Experience importing users and topics from CSV files?

I have a few (82) users and (133) posts I’d like to bring over from an abortive attempt on a former platform. Tiny, but just enough to make copy & paste onerous. I’m tentatively hoping to try the CSV importer script. It would be my first time working with a Ruby script.

I’ve prepared CSV files per discourse/script/import_scripts/csv_importer.rb at main · discourse/discourse · GitHub

But unless I’m missing something, the CSV import script doesn’t seem complete. I see no provision in the CSV requirements or the script to associate posts with parent topics. Not sure what this would end up looking like.

I’d also like the original post dates preserved, but there’s no field here for that.

The Zendesk importer does deal with “topic_id” and “created_at” fields. I don’t know if the Zendesk importer would be a better bet, or if it would bomb out on fields my CSV data lacks. (I’m not coming from Zendesk.)

Wondering if anyone has experience with the CSV importer as-is, or perhaps has modified it to add functionality.

I used the CSV importer before it was incorporated into core (and sponsored its development by @pfaffman).

It seemed to preserve posts in topics just fine, as well as the original post dates.
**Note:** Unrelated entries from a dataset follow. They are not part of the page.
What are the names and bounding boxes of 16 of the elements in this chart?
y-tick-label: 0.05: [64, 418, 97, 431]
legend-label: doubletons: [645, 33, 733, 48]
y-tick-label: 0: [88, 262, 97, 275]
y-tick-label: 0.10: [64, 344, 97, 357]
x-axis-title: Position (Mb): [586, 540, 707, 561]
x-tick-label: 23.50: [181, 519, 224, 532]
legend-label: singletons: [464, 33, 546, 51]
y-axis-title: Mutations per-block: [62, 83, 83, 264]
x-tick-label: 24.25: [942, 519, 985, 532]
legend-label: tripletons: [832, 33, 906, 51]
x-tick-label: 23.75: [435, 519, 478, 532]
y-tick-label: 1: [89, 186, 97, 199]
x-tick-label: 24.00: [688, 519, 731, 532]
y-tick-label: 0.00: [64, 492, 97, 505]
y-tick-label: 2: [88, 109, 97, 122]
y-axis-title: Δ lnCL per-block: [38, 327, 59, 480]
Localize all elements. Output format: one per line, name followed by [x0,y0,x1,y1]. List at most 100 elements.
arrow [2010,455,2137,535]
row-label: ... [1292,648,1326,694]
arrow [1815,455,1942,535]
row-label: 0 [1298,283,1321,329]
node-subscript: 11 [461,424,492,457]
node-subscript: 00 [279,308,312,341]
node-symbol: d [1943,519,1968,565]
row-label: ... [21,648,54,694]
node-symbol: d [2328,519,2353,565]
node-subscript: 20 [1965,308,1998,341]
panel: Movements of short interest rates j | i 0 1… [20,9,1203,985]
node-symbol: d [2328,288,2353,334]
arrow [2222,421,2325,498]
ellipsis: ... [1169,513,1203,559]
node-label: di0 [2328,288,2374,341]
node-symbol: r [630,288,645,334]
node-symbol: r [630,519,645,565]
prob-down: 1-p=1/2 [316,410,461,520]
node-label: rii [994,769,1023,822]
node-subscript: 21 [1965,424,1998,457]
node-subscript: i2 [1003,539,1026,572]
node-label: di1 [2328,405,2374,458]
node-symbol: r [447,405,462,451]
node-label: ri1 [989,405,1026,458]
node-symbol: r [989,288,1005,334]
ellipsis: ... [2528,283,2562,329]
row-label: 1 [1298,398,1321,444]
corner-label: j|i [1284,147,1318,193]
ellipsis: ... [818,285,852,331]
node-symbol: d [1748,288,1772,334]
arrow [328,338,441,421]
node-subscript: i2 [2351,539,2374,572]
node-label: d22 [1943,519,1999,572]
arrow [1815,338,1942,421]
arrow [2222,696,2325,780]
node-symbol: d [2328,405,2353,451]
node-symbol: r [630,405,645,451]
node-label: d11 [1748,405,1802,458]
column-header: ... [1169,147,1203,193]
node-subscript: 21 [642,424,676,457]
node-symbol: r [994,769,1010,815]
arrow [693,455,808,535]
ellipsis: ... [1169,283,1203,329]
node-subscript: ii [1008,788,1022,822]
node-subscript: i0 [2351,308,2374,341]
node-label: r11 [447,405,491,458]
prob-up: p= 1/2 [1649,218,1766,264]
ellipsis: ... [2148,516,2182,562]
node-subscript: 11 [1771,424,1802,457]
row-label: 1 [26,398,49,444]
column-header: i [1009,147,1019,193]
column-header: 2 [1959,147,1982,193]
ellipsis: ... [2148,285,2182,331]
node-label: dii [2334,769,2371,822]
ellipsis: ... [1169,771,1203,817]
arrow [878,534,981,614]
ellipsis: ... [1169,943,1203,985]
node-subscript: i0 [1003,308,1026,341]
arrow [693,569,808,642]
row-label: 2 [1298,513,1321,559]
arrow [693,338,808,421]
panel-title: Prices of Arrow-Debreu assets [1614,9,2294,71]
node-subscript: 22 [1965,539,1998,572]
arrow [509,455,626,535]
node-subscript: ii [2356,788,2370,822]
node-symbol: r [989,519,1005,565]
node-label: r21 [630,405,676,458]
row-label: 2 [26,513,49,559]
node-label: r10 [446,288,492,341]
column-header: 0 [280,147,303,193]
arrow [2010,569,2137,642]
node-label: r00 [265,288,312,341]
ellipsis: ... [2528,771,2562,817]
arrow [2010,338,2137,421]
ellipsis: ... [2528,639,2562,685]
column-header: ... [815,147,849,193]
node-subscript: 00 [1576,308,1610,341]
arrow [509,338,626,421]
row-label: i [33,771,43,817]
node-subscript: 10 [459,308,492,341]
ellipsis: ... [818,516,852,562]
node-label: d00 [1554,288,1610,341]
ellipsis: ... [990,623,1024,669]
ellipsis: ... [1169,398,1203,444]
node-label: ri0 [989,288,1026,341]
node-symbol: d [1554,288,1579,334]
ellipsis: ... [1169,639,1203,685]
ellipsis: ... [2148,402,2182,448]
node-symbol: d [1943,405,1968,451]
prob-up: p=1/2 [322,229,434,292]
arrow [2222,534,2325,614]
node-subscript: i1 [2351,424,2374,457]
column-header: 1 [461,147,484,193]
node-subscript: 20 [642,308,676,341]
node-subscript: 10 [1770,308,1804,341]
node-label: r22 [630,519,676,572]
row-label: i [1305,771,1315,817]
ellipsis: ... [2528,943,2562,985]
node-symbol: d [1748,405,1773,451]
Why not give it a go on a staging instance (or simply after a backup) and see what happens?

If there are issues, it would be good to get the script fixed up - but I suspect it will do the job for you just fine.

1 Like

Finally coming back to this after tabling it a while. I’m willing to run a backup and try something if I can grok a chance of success, but I crave a bit more confidence here. I lack much scripting experience but I’d really like to understand how the the csv importer would preserve posts (replies) and dates, as @nathank suggests, since the script doesn’t seem to define any handling of them.

It imports limited fields for: users, emails, custom user fields, categories, and topics.

I don’t need custom user fields or new categories, so the relevant CSVs and their specified fields are:

 == CSV files format
File name: users
headers: id,username

File name: emails
headers: user_id,email

File name: topics_new_users
headers: id,user_id,title,category_id,raw

File name: topics_existing_users
headers: id,user_id,title,category_id,raw

From a squint at this data model, Discourse Topics and Posts are two different creatures with some differentiating fields:

Screenshot 2024-07-21 151320

I don’t see anything in the script to handle Posts — or dates.

Maybe I’m supposed to lump incoming Topic and Post data together, but if so, how would Discourse infer the topic/reply relationship – is it just the sequence of the input? Are replies related to a Topic having the first appearance of a shared ID? All it says about ids is:
except for the topics_existing_users, the IDs in the data can be anything as long as they are consistent among the files.

If the script isn’t missing something, then I must be. I appreciate any clarifying thoughts!